Patient Rights & Responsibilities
Body Image Physical Therapy/Fyzical Aurora believes all of our patients have certain rights and responsibilities:
Access to Respectful Care
You have the right to considerate, responsible and respectful care that recognizes and maintains your dignity and values regardless of race, gender, age, religious beliefs, national origin, sexual orientation, disability or source of payment. You can expect to receive care in a clean and safe environment.
Privacy and Confidentiality
Your need for privacy will be honored. You can expect that any discussion or consultation involving your care will be conducted discreetly. Individuals not directly involved in your care will not have access to information about you. Your medical records will not be released without your authorization, except as required by law.
You can expect to receive the medical information you need to participate in your health care decisions. This information includes assessment, risks and benefits of treatment, serious side effects, alternatives to treatment, and consequences of no treatment. You are free to withdraw consent and discontinue treatment. You are entitled to this informed consent prior to the start of your care.
You can expect to know the names and professional status of the therapists, assistants, aides, and office staff who are providing care to you.
You have a right to request a consultation with another therapist when you are making a treatment decision for yourself.
Access to Records
You may review your medical record at any time. Others not involved in your care must have a written release to look at your medical record.
You are entitled to a complete explanation and itemization of your bill. All billing questions should be directed to MBC billing at 866-679-1600 ext. 355 (Maria is our billing specialist).

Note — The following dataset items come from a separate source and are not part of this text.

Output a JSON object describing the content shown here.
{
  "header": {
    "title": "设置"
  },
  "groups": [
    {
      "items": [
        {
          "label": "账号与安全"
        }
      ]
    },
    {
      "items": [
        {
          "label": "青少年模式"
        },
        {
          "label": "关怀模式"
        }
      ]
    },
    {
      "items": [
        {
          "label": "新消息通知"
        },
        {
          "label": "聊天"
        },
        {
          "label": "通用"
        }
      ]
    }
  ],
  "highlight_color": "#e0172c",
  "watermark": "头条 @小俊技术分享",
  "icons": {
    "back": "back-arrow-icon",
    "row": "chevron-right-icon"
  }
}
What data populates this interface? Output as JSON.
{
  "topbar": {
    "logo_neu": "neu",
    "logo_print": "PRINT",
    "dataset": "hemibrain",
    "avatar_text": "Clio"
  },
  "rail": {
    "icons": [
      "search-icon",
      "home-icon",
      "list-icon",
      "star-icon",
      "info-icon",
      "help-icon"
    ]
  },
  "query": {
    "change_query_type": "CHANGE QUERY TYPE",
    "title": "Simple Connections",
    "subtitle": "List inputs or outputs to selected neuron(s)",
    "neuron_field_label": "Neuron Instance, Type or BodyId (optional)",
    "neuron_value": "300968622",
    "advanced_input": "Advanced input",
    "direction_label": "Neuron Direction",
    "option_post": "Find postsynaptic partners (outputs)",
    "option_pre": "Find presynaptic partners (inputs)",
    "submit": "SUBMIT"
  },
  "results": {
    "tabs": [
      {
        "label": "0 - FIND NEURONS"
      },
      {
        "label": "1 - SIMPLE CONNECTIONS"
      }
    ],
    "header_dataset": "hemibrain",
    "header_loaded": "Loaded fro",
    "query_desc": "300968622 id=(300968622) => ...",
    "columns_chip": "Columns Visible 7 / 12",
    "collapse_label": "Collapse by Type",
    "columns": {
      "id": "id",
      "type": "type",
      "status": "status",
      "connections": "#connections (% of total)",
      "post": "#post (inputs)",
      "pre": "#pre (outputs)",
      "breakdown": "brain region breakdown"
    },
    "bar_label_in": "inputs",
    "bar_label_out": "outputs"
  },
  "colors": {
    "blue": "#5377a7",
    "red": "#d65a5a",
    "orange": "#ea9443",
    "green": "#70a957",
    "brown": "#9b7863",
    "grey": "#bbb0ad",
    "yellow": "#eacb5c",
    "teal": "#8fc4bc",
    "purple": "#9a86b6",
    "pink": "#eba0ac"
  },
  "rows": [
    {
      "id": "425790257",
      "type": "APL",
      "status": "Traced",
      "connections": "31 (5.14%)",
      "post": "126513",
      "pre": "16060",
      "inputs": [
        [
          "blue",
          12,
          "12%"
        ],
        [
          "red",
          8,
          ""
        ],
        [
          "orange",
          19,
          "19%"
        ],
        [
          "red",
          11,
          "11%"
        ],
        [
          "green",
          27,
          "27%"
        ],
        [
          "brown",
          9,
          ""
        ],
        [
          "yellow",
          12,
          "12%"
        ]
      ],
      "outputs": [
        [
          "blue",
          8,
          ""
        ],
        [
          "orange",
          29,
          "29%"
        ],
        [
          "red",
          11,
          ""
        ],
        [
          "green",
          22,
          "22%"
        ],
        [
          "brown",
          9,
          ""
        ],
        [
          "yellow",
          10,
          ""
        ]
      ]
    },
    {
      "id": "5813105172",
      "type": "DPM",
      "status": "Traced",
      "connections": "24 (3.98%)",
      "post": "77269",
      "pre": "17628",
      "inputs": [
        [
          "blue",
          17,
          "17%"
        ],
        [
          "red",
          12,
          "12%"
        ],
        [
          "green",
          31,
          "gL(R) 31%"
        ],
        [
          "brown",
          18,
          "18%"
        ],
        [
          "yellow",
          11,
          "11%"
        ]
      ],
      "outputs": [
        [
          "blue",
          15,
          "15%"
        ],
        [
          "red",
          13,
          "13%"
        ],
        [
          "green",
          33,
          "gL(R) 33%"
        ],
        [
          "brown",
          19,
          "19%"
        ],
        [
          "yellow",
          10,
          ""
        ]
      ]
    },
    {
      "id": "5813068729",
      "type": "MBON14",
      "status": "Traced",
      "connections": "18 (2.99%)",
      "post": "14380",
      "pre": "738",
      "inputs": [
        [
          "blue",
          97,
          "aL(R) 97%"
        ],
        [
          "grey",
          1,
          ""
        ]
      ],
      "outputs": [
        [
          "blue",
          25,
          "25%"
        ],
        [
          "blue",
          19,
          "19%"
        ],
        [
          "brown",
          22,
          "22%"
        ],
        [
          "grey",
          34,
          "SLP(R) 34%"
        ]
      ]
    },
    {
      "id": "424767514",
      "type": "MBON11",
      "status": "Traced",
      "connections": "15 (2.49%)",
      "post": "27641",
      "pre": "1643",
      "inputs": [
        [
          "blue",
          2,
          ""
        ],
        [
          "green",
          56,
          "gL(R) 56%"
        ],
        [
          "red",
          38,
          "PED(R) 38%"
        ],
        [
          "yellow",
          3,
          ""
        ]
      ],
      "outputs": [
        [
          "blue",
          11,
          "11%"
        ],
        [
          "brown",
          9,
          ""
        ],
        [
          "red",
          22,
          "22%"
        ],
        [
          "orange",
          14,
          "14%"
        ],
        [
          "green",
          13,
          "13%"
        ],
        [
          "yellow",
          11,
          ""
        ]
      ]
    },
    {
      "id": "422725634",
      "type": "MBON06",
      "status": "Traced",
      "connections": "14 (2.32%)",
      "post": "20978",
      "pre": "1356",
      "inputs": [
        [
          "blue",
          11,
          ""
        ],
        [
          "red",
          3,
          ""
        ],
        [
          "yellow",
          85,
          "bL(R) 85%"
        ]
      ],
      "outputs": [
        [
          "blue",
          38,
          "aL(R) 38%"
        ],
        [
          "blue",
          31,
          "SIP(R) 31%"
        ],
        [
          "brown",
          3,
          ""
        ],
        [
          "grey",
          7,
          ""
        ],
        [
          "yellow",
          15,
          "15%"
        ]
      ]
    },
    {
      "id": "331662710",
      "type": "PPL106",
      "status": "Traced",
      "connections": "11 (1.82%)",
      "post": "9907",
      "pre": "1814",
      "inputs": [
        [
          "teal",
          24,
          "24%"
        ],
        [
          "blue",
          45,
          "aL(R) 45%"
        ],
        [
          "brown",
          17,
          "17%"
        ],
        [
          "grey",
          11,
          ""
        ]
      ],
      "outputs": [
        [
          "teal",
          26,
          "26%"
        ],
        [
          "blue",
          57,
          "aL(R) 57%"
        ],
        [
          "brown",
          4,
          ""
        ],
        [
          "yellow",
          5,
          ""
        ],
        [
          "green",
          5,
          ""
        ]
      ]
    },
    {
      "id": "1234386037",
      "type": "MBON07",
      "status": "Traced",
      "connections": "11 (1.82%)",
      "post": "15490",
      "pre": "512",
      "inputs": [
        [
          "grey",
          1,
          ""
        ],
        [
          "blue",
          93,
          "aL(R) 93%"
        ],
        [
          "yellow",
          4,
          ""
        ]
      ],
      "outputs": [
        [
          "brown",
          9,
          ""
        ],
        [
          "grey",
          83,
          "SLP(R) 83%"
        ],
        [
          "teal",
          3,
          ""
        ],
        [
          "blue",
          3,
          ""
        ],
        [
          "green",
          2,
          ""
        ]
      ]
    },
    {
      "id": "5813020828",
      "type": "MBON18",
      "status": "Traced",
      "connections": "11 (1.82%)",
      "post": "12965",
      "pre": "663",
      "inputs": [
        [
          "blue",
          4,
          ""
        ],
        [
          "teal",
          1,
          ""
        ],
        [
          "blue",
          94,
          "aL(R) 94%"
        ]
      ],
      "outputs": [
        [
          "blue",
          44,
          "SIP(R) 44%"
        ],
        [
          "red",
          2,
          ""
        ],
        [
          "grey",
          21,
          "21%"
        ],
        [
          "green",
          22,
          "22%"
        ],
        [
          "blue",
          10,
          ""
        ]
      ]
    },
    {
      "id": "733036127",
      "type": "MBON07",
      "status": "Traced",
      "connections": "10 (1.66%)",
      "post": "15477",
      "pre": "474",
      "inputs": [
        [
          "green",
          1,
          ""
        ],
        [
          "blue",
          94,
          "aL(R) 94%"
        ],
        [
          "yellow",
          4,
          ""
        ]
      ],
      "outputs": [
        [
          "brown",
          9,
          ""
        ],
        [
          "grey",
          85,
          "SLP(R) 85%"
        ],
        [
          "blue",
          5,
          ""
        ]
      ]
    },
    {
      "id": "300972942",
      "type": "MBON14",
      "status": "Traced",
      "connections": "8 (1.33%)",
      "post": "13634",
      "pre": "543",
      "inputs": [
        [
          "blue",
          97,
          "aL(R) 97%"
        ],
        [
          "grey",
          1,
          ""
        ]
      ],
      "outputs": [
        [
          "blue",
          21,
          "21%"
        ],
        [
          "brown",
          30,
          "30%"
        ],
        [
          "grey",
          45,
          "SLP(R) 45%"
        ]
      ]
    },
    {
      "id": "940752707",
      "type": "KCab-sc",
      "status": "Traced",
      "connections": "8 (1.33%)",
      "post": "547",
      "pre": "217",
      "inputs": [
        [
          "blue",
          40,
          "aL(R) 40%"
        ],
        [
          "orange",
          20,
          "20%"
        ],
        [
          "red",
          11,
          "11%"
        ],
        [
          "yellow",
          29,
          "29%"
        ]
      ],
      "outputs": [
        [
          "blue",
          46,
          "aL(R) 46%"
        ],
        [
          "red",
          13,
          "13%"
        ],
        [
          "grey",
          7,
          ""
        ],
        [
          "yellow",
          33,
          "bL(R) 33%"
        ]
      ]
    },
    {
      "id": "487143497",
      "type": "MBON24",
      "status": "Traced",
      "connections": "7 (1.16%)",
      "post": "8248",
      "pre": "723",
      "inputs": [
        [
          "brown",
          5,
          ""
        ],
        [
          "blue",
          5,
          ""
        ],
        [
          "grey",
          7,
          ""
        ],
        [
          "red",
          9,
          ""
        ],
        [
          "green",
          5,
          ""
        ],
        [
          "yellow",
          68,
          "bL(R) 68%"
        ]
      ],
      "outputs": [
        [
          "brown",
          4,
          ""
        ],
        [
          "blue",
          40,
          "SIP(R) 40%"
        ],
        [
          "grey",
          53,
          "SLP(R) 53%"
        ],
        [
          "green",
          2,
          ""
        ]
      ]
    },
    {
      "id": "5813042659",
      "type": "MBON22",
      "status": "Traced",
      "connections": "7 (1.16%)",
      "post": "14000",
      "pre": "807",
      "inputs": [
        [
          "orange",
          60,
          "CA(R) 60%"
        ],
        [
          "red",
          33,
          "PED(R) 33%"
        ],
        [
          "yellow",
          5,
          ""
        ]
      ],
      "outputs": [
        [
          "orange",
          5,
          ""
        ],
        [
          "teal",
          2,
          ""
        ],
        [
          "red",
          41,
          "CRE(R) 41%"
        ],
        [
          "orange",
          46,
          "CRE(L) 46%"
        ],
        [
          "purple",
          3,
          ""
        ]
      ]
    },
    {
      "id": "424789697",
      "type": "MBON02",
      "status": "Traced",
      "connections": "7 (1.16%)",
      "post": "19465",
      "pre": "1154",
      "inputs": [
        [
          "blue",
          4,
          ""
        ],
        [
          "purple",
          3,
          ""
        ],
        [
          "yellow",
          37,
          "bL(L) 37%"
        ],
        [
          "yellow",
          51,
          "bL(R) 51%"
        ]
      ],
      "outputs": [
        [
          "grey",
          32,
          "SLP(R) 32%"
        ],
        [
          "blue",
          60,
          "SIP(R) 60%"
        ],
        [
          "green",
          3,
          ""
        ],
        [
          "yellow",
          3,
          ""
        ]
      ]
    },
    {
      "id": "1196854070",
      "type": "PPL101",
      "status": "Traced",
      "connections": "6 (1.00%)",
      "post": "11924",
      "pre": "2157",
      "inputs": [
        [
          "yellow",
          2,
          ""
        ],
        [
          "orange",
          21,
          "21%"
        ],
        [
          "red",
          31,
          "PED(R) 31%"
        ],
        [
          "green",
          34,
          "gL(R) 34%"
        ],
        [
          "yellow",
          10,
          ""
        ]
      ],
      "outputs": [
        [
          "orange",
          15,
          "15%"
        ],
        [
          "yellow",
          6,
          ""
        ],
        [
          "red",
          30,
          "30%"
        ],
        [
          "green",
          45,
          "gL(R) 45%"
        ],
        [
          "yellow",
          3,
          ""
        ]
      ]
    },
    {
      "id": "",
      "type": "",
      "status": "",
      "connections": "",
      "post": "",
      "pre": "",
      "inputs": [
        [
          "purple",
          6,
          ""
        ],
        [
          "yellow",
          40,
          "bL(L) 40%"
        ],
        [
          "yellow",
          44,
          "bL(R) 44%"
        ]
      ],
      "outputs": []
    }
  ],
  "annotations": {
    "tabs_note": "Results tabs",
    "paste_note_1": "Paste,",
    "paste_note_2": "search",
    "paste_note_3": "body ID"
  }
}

As a patient, you will need to contribute to your treatment planning by providing us with information that is accurate and complete, to the best of your knowledge, about present complaints, current medical conditions, past illnesses, injuries, and surgeries, medications, other treatments you are receiving, and any other matters relating to your health. Please report unexpected changes in your condition to your therapist or other clinical staff for adjustments in your treatment.
As a patient, it is important to fully understand your plan of care and to be able to follow the recommendation of your therapist. You are invited, at any time, to seek clarification of your treatment plan.
Consideration of Others (Cancellation & No-Show Policy)
Please notify the clinic as soon as you discover that you will be unable to attend a scheduled appointment. Kindly give at least 24 hours notice for cancellations so that other patients have an opportunity to attend an appointment during that time. If you do not give proper notice, you will be charged $30 per missed appointment beginning with the 1st missed appointment. If you repeatedly miss appointments, we will limit the times that you can schedule. Eventually, we will have to discharge you. Of course, emergency situations arise, and we will handle those issues on a case by case basis.
You are responsible for knowing the extent and limitations of your health care benefits as contained in your insurance policy. Your policy is between you and your insurance carrier. You are ultimately responsible for your bill. You are responsible for assuring that the financial obligations for your health care are fulfilled. The front office and billing staff will assist you in these matters whenever possible. In cases where the insurance company pays you directly instead of the clinic, you are to sign over and forward the check and explanation of benefits to the clinic within 5 business days, so that billing can properly apply any payments and adjustments to your account. Non-adherence to this policy may result in loss of any discount that might have applied.